Spécialiste du commerce international à l’Université de Saint-Gall, Simon Evernett est tout aussi flatteur. «Ngozi Okonjo-Iweala a insufflé une bouffée d’air frais à l’OMC, dit-il. Dès la première heure, elle s’est engagée à mener l’organisation hors des sentiers battus. Sa volonté de trouver une solution à la crise sanitaire montre qu’elle est prête à prendre des risques.» Son style, selon lui, plaît à de nombreux pays et moins à d’autres, notamment à ceux qui refusent le changement. «L’Inde, l’Afrique du Sud ou encore l’Argentine souhaitent que l’OMC se transforme en une institution comme la Conférence des Nations unies pour le commerce et le développement (Cnuced)», déplore-t-il.

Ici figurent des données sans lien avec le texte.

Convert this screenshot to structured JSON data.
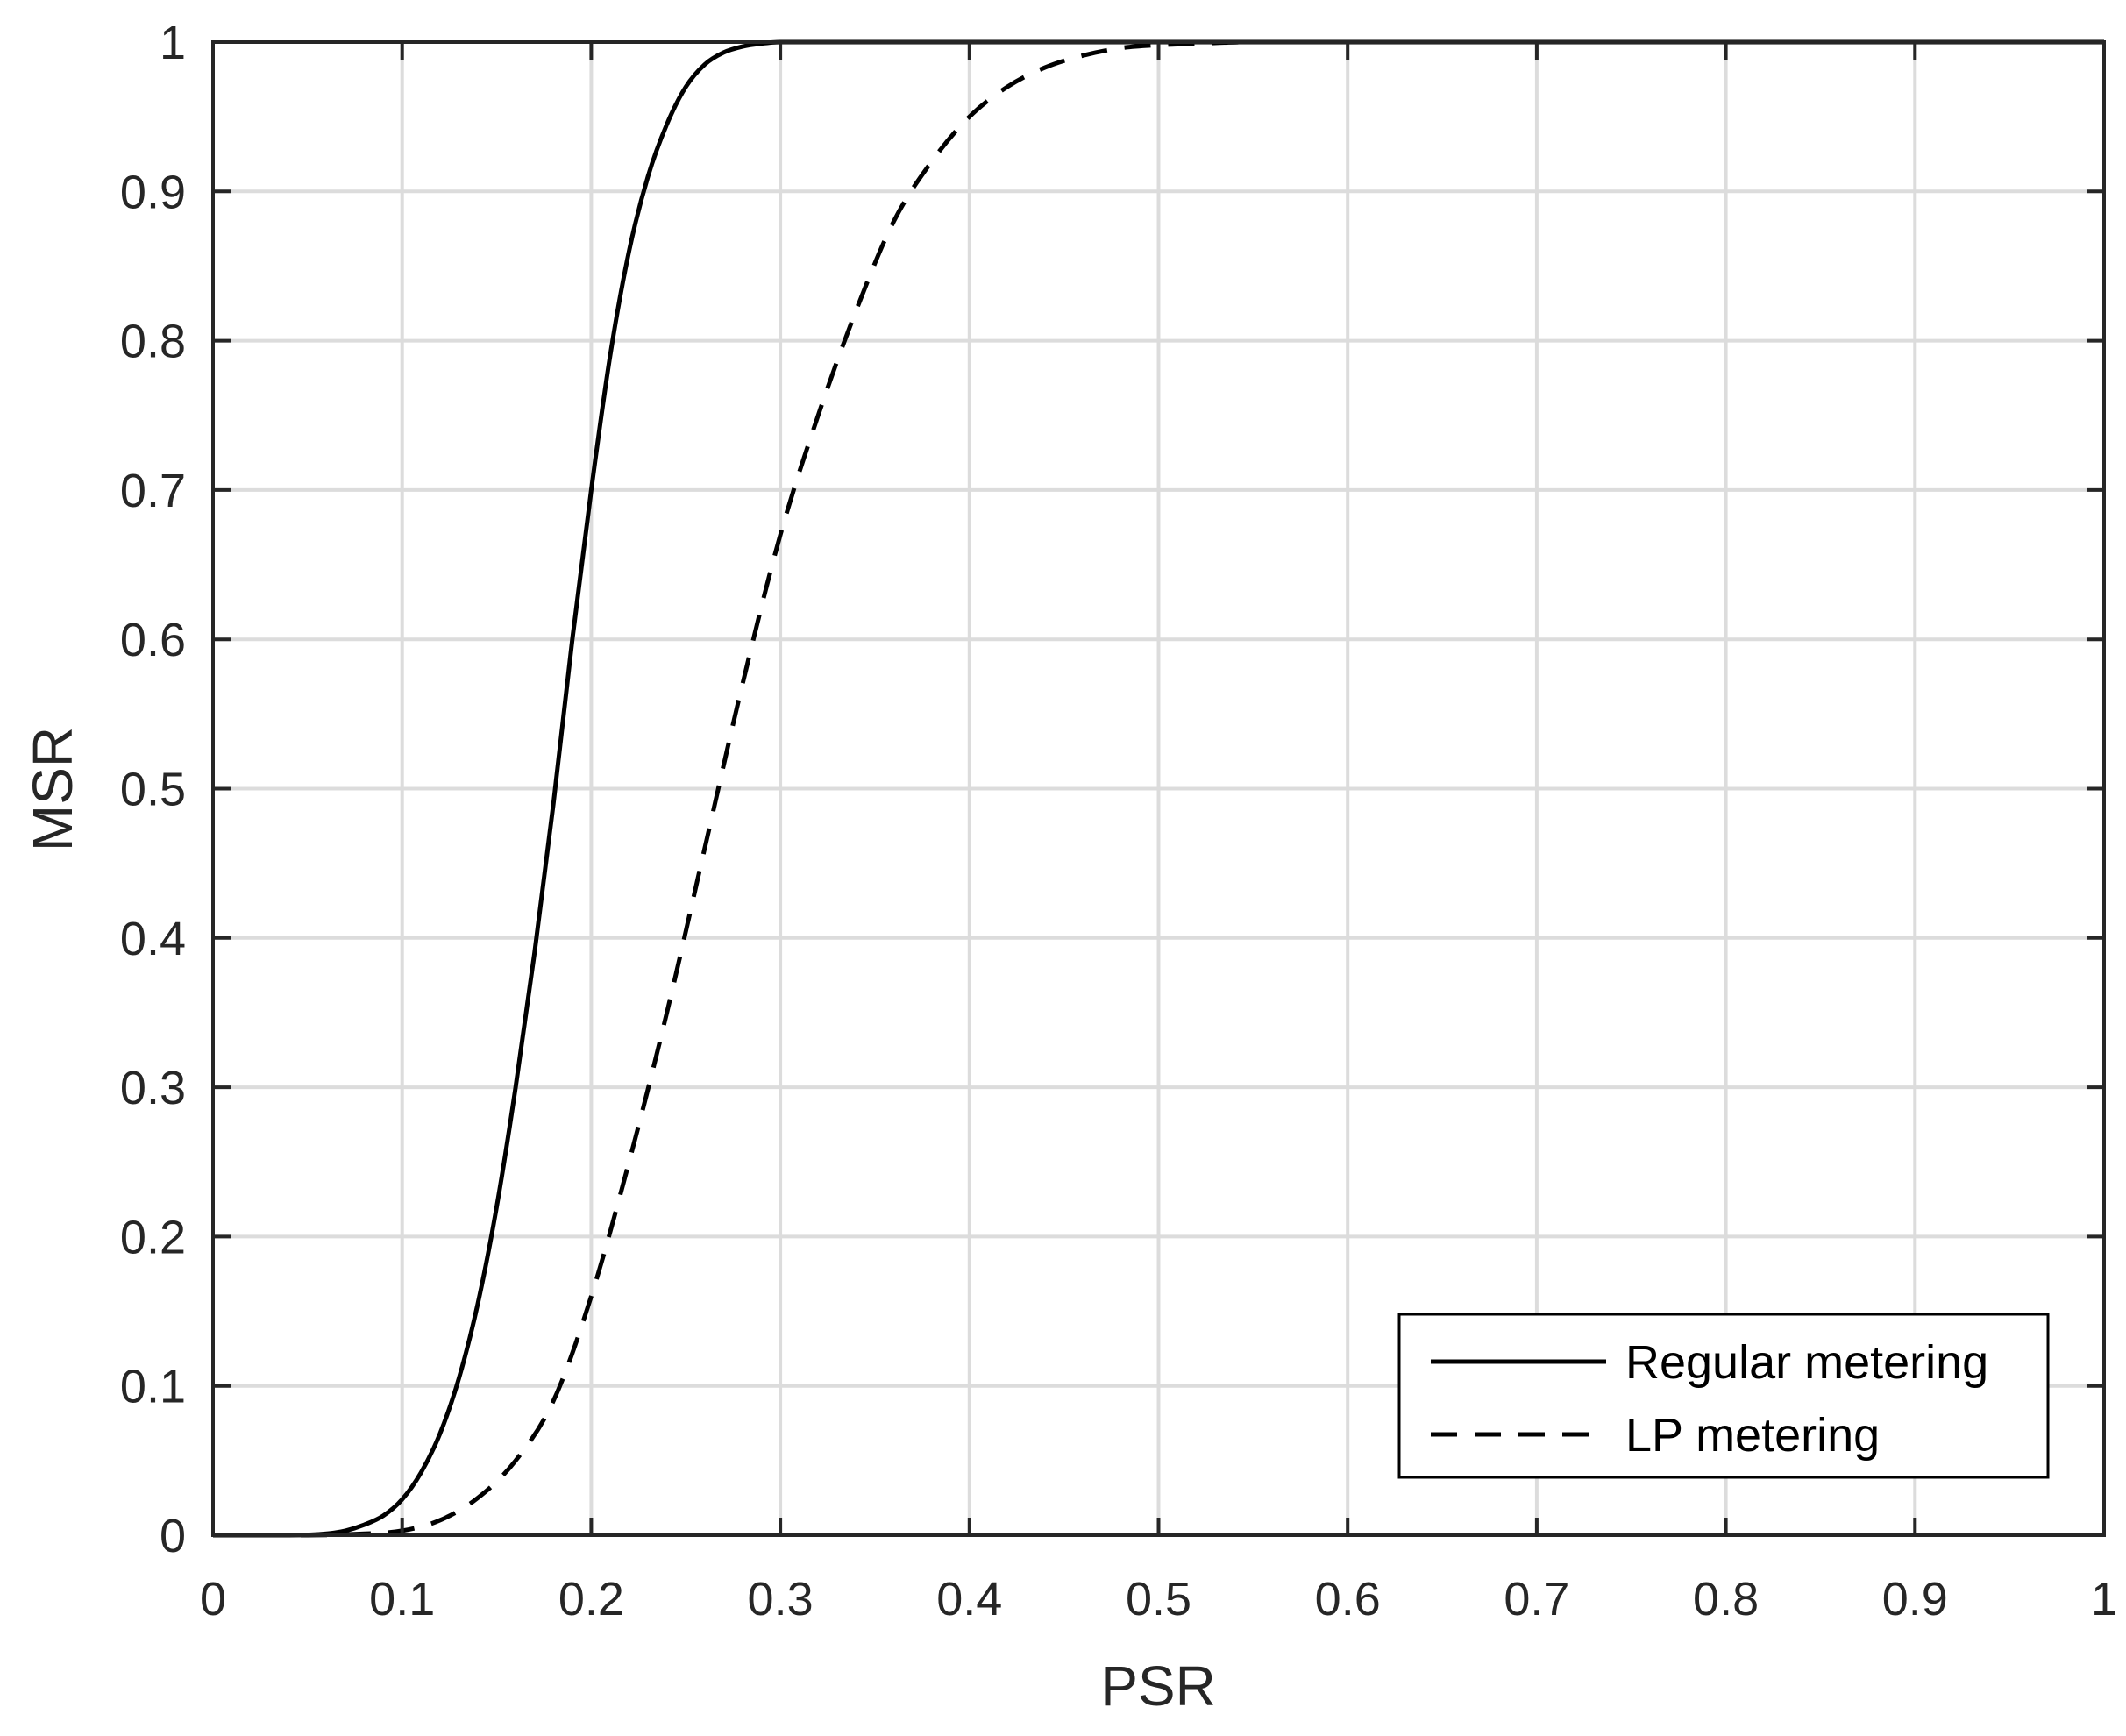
{
  "chart_data": {
    "type": "line",
    "title": "",
    "xlabel": "PSR",
    "ylabel": "MSR",
    "xlim": [
      0,
      1
    ],
    "ylim": [
      0,
      1
    ],
    "xticks": [
      "0",
      "0.1",
      "0.2",
      "0.3",
      "0.4",
      "0.5",
      "0.6",
      "0.7",
      "0.8",
      "0.9",
      "1"
    ],
    "yticks": [
      "0",
      "0.1",
      "0.2",
      "0.3",
      "0.4",
      "0.5",
      "0.6",
      "0.7",
      "0.8",
      "0.9",
      "1"
    ],
    "grid": true,
    "legend_position": "bottom-right",
    "series": [
      {
        "name": "Regular metering",
        "style": "solid",
        "color": "#000000",
        "x": [
          0,
          0.02,
          0.04,
          0.06,
          0.07,
          0.08,
          0.09,
          0.1,
          0.11,
          0.12,
          0.13,
          0.14,
          0.15,
          0.16,
          0.17,
          0.18,
          0.19,
          0.2,
          0.21,
          0.22,
          0.23,
          0.24,
          0.25,
          0.26,
          0.27,
          0.28,
          0.29,
          0.3,
          0.32,
          0.35,
          0.4,
          0.5,
          0.6,
          1.0
        ],
        "y": [
          0,
          0,
          0,
          0.001,
          0.003,
          0.007,
          0.013,
          0.024,
          0.042,
          0.068,
          0.105,
          0.155,
          0.22,
          0.3,
          0.39,
          0.49,
          0.6,
          0.7,
          0.79,
          0.86,
          0.91,
          0.945,
          0.97,
          0.985,
          0.993,
          0.997,
          0.999,
          1.0,
          1.0,
          1.0,
          1.0,
          1.0,
          1.0,
          1.0
        ]
      },
      {
        "name": "LP metering",
        "style": "dashed",
        "color": "#000000",
        "x": [
          0,
          0.05,
          0.08,
          0.1,
          0.12,
          0.14,
          0.16,
          0.18,
          0.2,
          0.22,
          0.24,
          0.26,
          0.28,
          0.3,
          0.32,
          0.34,
          0.36,
          0.38,
          0.4,
          0.42,
          0.44,
          0.46,
          0.48,
          0.5,
          0.52,
          0.55,
          0.6,
          1.0
        ],
        "y": [
          0,
          0,
          0.001,
          0.003,
          0.01,
          0.025,
          0.05,
          0.09,
          0.16,
          0.25,
          0.35,
          0.46,
          0.57,
          0.67,
          0.75,
          0.82,
          0.88,
          0.92,
          0.95,
          0.97,
          0.983,
          0.991,
          0.996,
          0.998,
          0.999,
          1.0,
          1.0,
          1.0
        ]
      }
    ]
  }
}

Une diplomate africaine se montre critique sur le sujet des vaccins contre le Covid-19. «Ngozi Okonjo-Iweala a fait volte-face sur la demande de dérogation temporaire concernant les règles de la protection intellectuelle, accuse-t-elle. Elle s’est alignée sur la position de l’industrie pharmaceutique qui ne veut pas céder ses brevets alors qu’il s’agit de santé publique.» Il est vrai que la patronne de l’OMC vient de dire qu’une dérogation n’était pas suffisante pour résoudre la pénurie de vaccins. Cette déclaration a été mal accueillie par de nombreux pays, notamment en Afrique où moins de 1% de la population a été vaccinée à ce jour.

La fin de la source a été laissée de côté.